L’Agenzia delle Entrate ha ritenuto opportuno chiarire alcuni dubbi circa il tema della convivenza di fatto e l’impresa familiare.
A questo proposito, è stato detto che il reddito spettante al convivente di fatto derivante dalla partecipazione agli utili dell’impresa è tassato in proporzione alla quota di partecipazione, anche se si configura un rapporto che comporta lo status di familiare.

Il problema era sorto poiché la legge prevede una differenziazione fra unione civile e coppia di fatto per quanto riguarda le normative sulla partecipazione agli utili dell’impresa familiare, con conseguenze sul corretto regime di tassazione applicabile.
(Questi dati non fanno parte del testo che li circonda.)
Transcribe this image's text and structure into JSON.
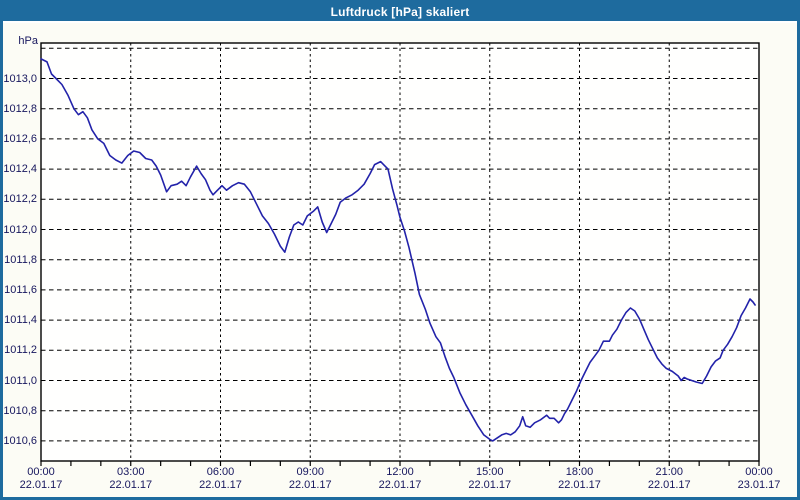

Nel caso dell’unione civile, la legge estende ai partner le disposizioni che si riferiscono al matrimonio. Quindi, il partner in unione civile è a tutti gli effetti equiparato al coniuge, ed è di conseguenza un parente.

Per quanto riguarda i diritti del convivente che entra nell’impresa familiare come socio, invece, sono regolamentati introducendo nel codice civile l’articolo 230-ter, in base al quale “al convivente di fatto che presti stabilmente la propria opera all’interno dell’impresa dell’altro convivente” è riconosciuto “il diritto di partecipazione agli utili dell’impresa familiare e ai beni acquistati con essi nonché agli incrementi dell’azienda, anche in ordine all’avviamento, commisurata al lavoro prestato”.
Il diritto di partecipazione non spetta nel caso in cui tra i conviventi esista un rapporto di società o di lavoro subordinato.

Il regime tributario applicabile all’impresa familiare è invece regolato dal comma 4 dell’articolo 5 del Tuir, il testo unico imposte sui redditi, in base al quale il 49% dell’ammontare risultante dalla dichiarazione dei redditi dell’imprenditore va riferito, proporzionalmente alle quote di partecipazione agli utili, a ciascun familiare che abbia prestato in modo continuativo e prevalente la sua attività di lavoro nell’impresa.
Per questa tassazione proporzionale delle quote i soggetti devono avere lo status di familiare, che si riferisce a coniuge, parenti entro il terzo grado, affini entro il secondo grado. E non c’è alcun riferimento diretto all’articolo 230-ter del codice civile, che riguarda appunto i conviventi di fatto.